= Gian Ghandi =

Gian Chand Ghandi (also spelled Gandhi; 3 February 1933 – 17 August 2017) was a Belizean lawyer. He served as Belize's Solicitor-General for thirteen years before moving to the Ministry of Economic Development.

==Career==
Gian Chand Ghandi was born in Punjab Province (British India) on 3 February 1933. He was the second of five children. His family originally lived in Lyallpur District, but migrated to the Indian side at the time of the Partition.

Ghandi moved from London to Belize in 1978 to work as a Crown Counsel. He was appointed to the position of SG under Manuel Esquivel's administration in the mid-1980s. He held this position through four administrations, as power transferred back and forth between Esquivel's United Democratic Party and the opposing People's United Party, leading Great Belize Television to dub him "the capital's ultimate survivor". He even remained in the SG position following Esquivel's second fall from power in the 1998 election. However, the political situation in the year after that became less kind to him. In February 1999, the Belize Bar Association requested that the government remove Ghandi from his position as SG, alleging ethics violations.
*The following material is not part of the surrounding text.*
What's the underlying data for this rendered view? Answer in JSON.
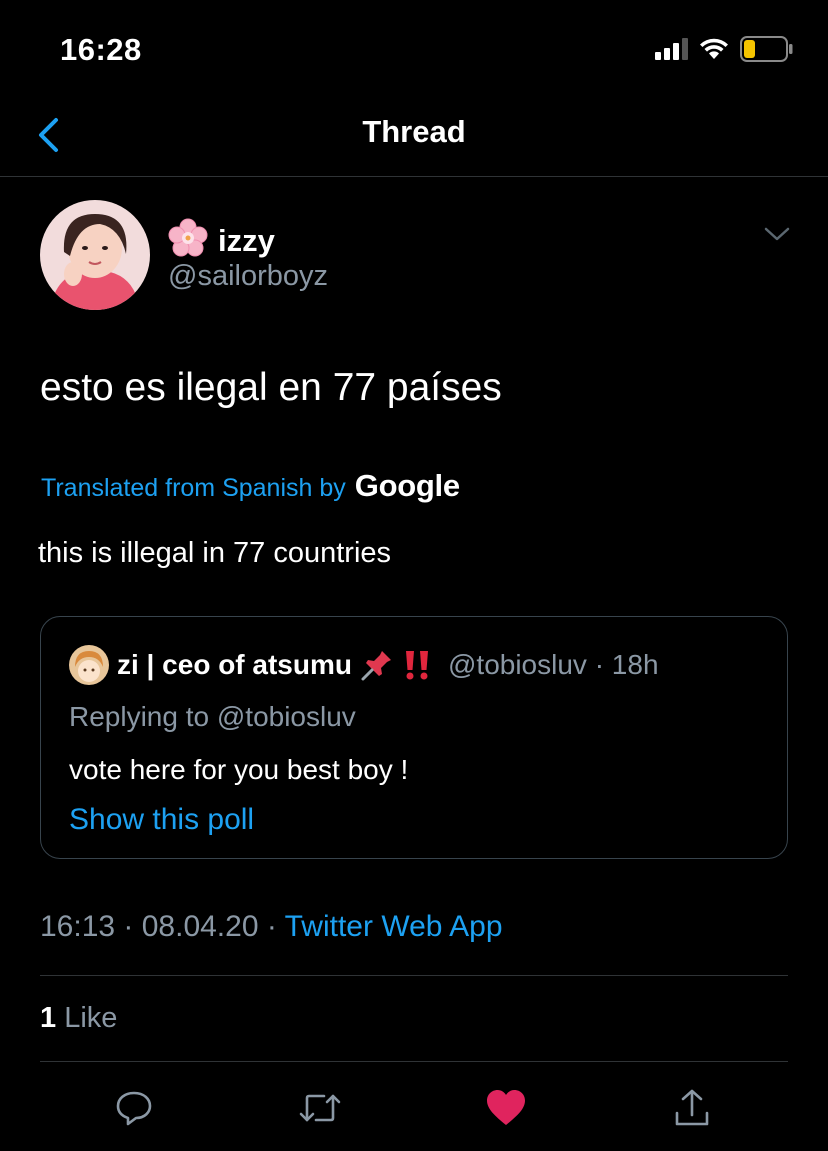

Finally, long-time rival Godfrey Smith ascended to the position of Attorney-General just as Ghandi's contract was up for renewal, sealing his fate. At first Ghandi appeared to be getting kicked out of the government entirely; he stated that he would step down as SG and return to private practice.

However, just the next day, the government announced in a press release that Ghandi would instead take up a position as legal counsel to the Ministry of Economic Development as well as director-general of the new International Financial Services Commission. Ghandi held a variety of government positions after that, including in the Ministry of Immigration. Later he because legal counsel and director in the Ministry of Finance. In 2011, his office was the subject of a burglary. In 2012, he was involved with drafting legislation for the Dean Barrow administration to forgive 800 mortgages of BZ$50,000 or less held by the Belize Social Security Board, totalling BZ$7 million in value.

Ghandi died at the Western Regional Hospital in Belmopan on 17 August 2017.